Hardcores were sorry to see the old workhorse put down. But the new pair of lifts addresses several old complaints. The Basin Express loads from the heart of the village between the Mill Building and the Quad. It’s no longer necessary to boot pack up the hill or ride the Quad and ski down for access to the south ridge.

The Basin Express unloads about 300 yards north of the old midway after a 4-minute ride. Convenient access and quick transport make it easier for beginners to bail on the bunny hill and expand their horizons on the wide-open gentle cruisers surrounding the terrain park.

Total ride time to the south ridge has also been cut. The new Lakeview Triple takes off from the old midway and climbs the remaining 700 feet of vertical to the top in 4 1/2 minutes. Chair One, if you were lucky to get a rare non-stop ride, took about 12 minutes.

Wormington was born in Canada in 1920, got his first pair of skis for a dollar and skied the backcountry around Kimberly, British Columbia, as a kid.

“I’ve been around, you know,” he said. “But the snow hasn’t changed. The skiing was just as good back then as it is now if you liked powder.”

At age 16, Wormington started clearing a slope below the old North Star mine with an ax, a crosscut saw and any friend he could talk into helping.
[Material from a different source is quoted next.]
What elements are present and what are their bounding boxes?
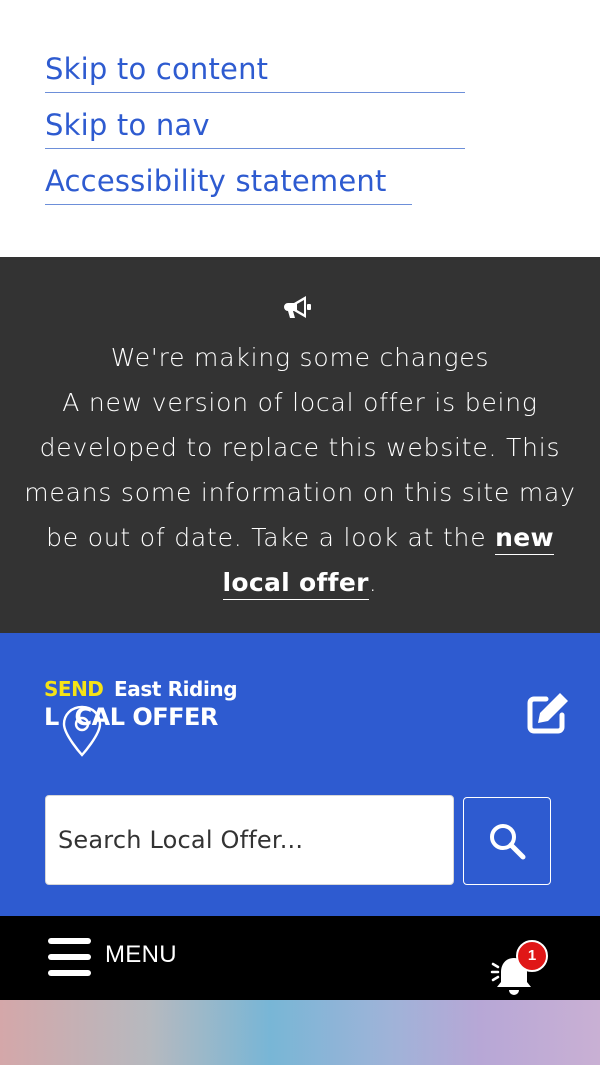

Eventually he finished a run to the top, built a cabin at the base and founded the Kimberly Ski Club.

Wormington enlisted in the Canadian army during World War II. He landed at Normandy and spent his first winter away from the mountains fighting in the Battle of the Bulge. After the war Cominco, operators of the North Star mine, hired Wormington to turn his fledgling ski club into the ski area known today as Kimberly.

In 1963, members of a group with a vision for Schweitzer came up to Kimberly and talked Wormington into starting from scratch once again to build their dream.
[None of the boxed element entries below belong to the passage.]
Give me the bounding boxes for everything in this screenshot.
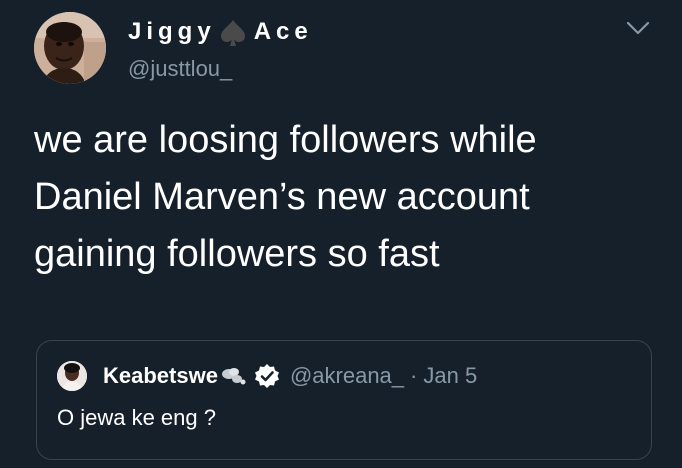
tweet-text: we are loosing followers while Daniel Ma… <box>34 119 537 275</box>
quoted-avatar[interactable] <box>57 361 87 391</box>
separator-dot: · <box>410 363 418 388</box>
quoted-display-name[interactable]: Keabetswe <box>103 363 218 389</box>
quoted-tweet-header: Keabetswe @akreana_ · Jan 5 <box>103 363 477 389</box>
display-name-last: Ace <box>253 18 313 45</box>
avatar[interactable] <box>34 12 106 84</box>
chevron-down-icon[interactable] <box>626 20 650 36</box>
verified-badge-icon <box>254 363 280 389</box>
quoted-tweet-text: O jewa ke eng ? <box>57 405 216 430</box>
tweet: Jiggy Ace @justtlou_ we are loosing foll… <box>0 0 682 468</box>
user-handle[interactable]: @justtlou_ <box>128 56 232 82</box>
black-spade-icon <box>218 18 248 48</box>
quoted-avatar-photo <box>57 361 87 391</box>
display-name[interactable]: Jiggy Ace <box>128 17 313 47</box>
avatar-photo <box>34 12 106 84</box>
quoted-tweet-card[interactable]: Keabetswe @akreana_ · Jan 5 O jewa ke en… <box>36 340 652 460</box>
display-name-first: Jiggy <box>128 18 216 45</box>
quoted-user-handle[interactable]: @akreana_ <box>290 363 404 389</box>
quoted-tweet-date[interactable]: Jan 5 <box>423 363 477 389</box>
dashing-away-icon <box>220 365 246 387</box>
“Back then Sandpoint was just a little logging town,” he said. “They wanted to improve the economy, get the locals to go skiing, get the school kids to stick around and start a business instead of going to other places.”

Wormington showed up for work just after the road to the resort was finished. Back then it was a muddy slog. Construction of Chair One was under way. He supervised everything from clearing timber, building the lodge, installing power, hiring staff and marketing the resort.

In a matter of months Chair One was running and Wormington was greeting visitors in the $150,000 lodge designed by Spokane architect Grand Groesbeck. Lift tickets cost $2.50.

Wormington left Schweitzer in 1977 after building it into the signature North Idaho ski area. He then managed Mt. Spokane for 12 years and spent the remainder of his career building ski lifts throughout North America.

He hasn’t skied since his wife, Elsa, died, but Wormington still visits Schweitzer a few times a week with his alpine rescue dog, a Czechoslovakian shepherd named Astra. For years he had said Chair One’s 600 people-per-hour capacity wasn’t enough and should at least be doubled.

Today the Basin Express and Lakeview Triple tandem increase skier capacity to 3,200 people per hour. Wormington said he has been thinking about taking up skiing again to be on the mountain with his great-grandkids.